Il DOLORE di questo padre emana dalle pagine del romanzo, come emanava, in misura ben minore, dal petto del mio di padre quando nel ‘77 mio fratello andava in piazza e la sera non tornava mai a casa e non si sapeva dove e con chi stesse passando il suo tempo. Il dolore di quel padre è acuito dalla perdita della moglie di crepacuore e lui si aggira per i luoghi del mondo quasi senza vederlo il mondo, con una sola immagine negli occhi e nel cuore quella del figlio assassino convinto. E infatti lo insegue nei suoi pellegrinaggi carcerari, perché a un figlio gli vuoi bene anche se è brigatista (lo diceva mio padre ancora una volta).
Amaro perché una moglie sottomessa e prevaricata, con un marito pluriassassino che è un onest’uomo, si aggira anche lei per i luoghi del mondo senza vederlo e con la sensazione, quasi una consapevolezza, e di sicuro un sollievo che è un bene che suo marito sia in galera e non in casa a fare danno o nel suo letto. Una brava donna, contadina, semplice, saggia, madre di un numero di figli che l’aiutano nel lavoro dei campi per tirare avanti. Anche lei è un coacervo di dolore perché la sua vita è sbagliata, storta, e lei non ha una colpa al mondo se non quella di aver sposato un violento.

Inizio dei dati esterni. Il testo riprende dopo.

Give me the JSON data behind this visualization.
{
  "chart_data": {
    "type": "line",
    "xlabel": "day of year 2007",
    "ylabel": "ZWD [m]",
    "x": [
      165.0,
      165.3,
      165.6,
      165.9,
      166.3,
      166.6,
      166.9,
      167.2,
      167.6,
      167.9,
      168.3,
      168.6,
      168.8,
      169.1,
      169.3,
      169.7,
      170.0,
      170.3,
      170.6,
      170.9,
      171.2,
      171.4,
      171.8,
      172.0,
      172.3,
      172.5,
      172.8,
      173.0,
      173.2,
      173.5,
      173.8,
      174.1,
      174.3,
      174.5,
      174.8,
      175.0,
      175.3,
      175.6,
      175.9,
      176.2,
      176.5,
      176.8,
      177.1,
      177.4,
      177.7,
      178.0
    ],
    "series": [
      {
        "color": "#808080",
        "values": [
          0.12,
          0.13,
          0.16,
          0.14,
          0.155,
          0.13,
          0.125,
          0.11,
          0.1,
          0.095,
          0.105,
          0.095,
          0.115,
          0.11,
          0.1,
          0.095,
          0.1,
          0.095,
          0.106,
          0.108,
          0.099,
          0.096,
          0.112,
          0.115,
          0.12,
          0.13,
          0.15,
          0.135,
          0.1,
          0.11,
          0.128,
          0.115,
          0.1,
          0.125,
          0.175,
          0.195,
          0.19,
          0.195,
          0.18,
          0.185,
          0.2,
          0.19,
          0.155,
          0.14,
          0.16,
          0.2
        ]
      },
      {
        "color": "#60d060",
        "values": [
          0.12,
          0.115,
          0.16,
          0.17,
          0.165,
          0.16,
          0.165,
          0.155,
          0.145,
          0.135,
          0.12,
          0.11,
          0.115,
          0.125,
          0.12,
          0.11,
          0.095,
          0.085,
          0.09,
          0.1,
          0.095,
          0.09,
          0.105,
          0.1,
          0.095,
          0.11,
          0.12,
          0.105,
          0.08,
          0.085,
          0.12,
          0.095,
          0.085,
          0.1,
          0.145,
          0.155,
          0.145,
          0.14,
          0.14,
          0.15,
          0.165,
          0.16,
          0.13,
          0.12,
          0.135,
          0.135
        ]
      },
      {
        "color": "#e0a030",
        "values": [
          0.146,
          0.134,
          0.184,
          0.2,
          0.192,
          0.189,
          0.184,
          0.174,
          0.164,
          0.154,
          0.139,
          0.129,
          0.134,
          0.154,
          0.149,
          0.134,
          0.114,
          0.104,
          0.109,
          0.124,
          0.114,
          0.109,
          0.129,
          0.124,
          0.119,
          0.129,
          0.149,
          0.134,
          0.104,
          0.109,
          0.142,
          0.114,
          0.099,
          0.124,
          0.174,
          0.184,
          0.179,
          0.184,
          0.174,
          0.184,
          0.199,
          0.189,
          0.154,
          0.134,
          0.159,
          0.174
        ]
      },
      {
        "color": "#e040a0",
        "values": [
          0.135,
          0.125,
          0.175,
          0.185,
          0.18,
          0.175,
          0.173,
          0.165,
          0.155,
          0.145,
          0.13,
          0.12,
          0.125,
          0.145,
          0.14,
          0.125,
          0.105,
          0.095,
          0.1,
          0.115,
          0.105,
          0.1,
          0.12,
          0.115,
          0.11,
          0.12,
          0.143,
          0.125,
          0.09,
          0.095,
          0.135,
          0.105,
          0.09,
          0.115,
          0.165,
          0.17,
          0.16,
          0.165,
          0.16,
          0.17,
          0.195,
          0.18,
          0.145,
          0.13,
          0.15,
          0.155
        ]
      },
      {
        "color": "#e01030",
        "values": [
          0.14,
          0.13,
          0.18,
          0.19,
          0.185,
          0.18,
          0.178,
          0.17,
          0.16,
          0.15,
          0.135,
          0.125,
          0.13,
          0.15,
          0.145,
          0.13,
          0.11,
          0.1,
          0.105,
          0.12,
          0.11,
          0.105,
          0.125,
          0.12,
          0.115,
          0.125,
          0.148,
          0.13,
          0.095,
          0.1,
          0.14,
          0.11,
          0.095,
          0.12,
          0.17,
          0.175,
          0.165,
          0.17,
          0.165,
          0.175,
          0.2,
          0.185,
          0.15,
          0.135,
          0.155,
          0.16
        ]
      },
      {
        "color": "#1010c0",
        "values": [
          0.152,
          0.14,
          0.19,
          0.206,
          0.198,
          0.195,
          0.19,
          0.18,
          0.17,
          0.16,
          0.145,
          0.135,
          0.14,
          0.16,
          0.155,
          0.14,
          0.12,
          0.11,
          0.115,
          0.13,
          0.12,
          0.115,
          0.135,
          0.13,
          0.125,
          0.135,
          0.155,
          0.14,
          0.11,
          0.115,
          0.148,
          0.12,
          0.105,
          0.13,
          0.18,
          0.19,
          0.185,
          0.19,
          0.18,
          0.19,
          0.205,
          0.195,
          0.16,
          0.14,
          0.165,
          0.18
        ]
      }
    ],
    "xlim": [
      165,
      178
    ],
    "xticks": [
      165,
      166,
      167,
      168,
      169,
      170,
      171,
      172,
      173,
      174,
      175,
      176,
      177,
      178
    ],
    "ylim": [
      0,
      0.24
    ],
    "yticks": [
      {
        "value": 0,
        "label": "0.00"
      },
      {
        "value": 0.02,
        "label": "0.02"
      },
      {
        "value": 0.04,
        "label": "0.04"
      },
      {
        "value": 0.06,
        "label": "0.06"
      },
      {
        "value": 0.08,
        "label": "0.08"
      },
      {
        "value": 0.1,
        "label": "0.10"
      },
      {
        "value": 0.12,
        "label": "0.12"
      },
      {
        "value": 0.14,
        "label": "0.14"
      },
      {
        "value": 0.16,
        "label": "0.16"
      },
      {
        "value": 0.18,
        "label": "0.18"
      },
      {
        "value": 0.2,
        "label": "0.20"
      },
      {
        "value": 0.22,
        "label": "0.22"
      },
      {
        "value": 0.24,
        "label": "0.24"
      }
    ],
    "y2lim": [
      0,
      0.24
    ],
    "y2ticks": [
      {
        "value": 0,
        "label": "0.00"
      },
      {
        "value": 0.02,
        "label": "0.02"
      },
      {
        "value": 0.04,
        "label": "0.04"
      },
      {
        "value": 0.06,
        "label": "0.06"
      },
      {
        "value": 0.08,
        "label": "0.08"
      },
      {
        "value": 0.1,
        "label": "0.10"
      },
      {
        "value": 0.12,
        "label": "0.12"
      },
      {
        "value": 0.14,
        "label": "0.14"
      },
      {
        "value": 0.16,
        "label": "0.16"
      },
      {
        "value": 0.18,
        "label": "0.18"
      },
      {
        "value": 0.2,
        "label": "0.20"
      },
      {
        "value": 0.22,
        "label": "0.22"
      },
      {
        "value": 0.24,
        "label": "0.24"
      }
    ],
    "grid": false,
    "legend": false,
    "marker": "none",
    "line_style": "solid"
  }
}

Le due anime si incontrano e mescolano il loro dolore, altra parola ricorrente, e si consolano come possono nelle frange del tempo che devono loro malgrado condividere perché c’è tempesta, maestrale, un vento maestoso e impetuoso che fa paura a chi è in mare ma che apre i polmoni a chi è a terra, una giornata di maestrale in Sardegna, col cielo azzurro, è uno spettacolo della natura… ma loro non lo vedono, è tutto filtrato da quel loro indicibile dolore.

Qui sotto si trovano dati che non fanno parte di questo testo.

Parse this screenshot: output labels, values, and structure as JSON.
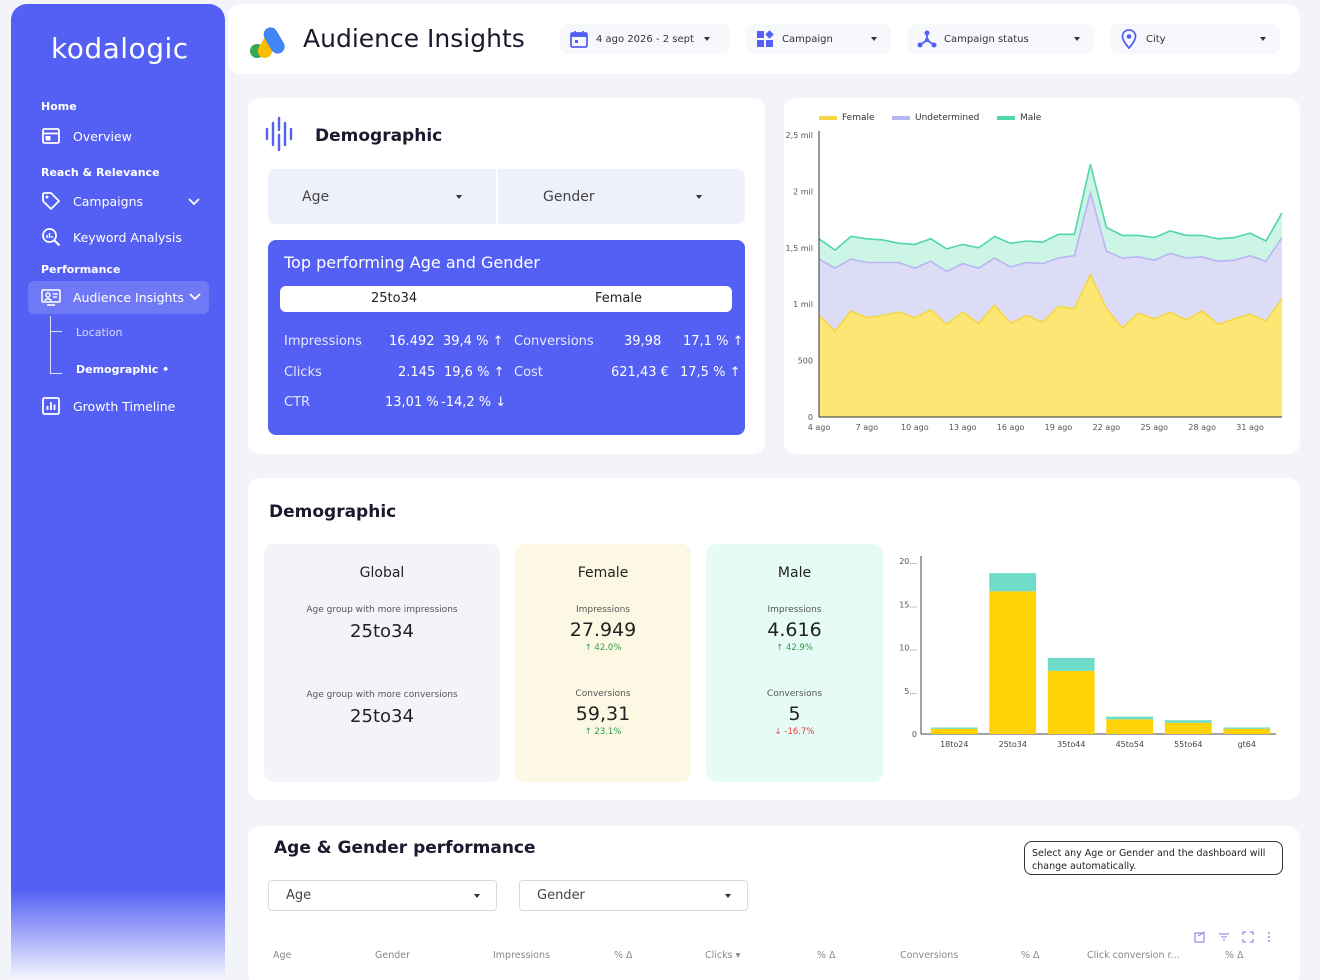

C’è anche la figura del secondino, giovane ragazzo, in galera anche lui, in un paradiso terrestre com’è l’Asinara. Lui che verrà inesorabilmente contaminato dalla violenza dei detenuti e della vita carceraria.
L’isola ha un ruolo molto importante nel romanzo, da essa emanano i profumi intensi della macchia mediterranea, i colori del mare calmo, turchese fino all’impossibile, e quelli del mare in tempesta plumbeo e spaventoso nella sua forza irrefrenabile. E qui il contrasto tra il suddetto paradiso e le miserie umane si fa fortissimo e quasi ti domandi come possano convivere e perché mai su quell’isola paradisiaca ci sia un carcere duro (per fortuna non c’è più e io l’ho potuta visitare!!). Questo è un aspetto che mi ha molto colpito, vado in Sardegna quasi ogni anno e il contrasto con il contenuto del romanzo è stridente.
Una bella storia dunque, che parla di vita vissuta come piace a me, scrittura semplice certo, ma non è un pregio? Dire cose importanti con una scrittura semplice (non sono io quella che può giudicare la scrittura, a me Thomas Mann fa venire sonno…)? La scrittrice si è ben documentata direi, come confermano gli altri suoi libri, e ne emerge infatti un quadro molto convincente di uno scorcio di storia recente in cui molte certezze vacillarono, mi ricordo, avevo 25 anni, ero giovane e non mi sentivo più sicura in quel mondo in cui, quelli in cui credevo, quelli della sinistra radicale, deragliarono spaventosamente dai binari, e tutti dovemmo rivedere le nostre posizioni e convincerci di certi racconti a cui non volevamo credere.
La prigione, anche all’Asinara, è dura, piena di spigoli, gente durissima da un lato e dall’altro, molta gentaglia, quasi tutta. Certo hanno diritto alla possibilità di una redenzione ma la maggior parte di loro è gentaglia che appena esce torna a delinquere e dunque come può non essere dura la prigione? Certo i diritti umani vanno rispettati, ma avete visto cos’è successo col covid? Tutte le carceri in rivolta a partire da quello di Modena dove c’è un boss della mafia del Gargano, e dice Emiliano, che hanno organizzato tutto per farlo evadere.
Tuttavia nel romanzo non c’è atteggiamento ‘radicale’ verso i detenuti, non sono poverini, ma sono assassini e uccidere qualcuno è per sempre, se uccidi una volta puoi uccidere ancora, non ho molta compassione per costoro.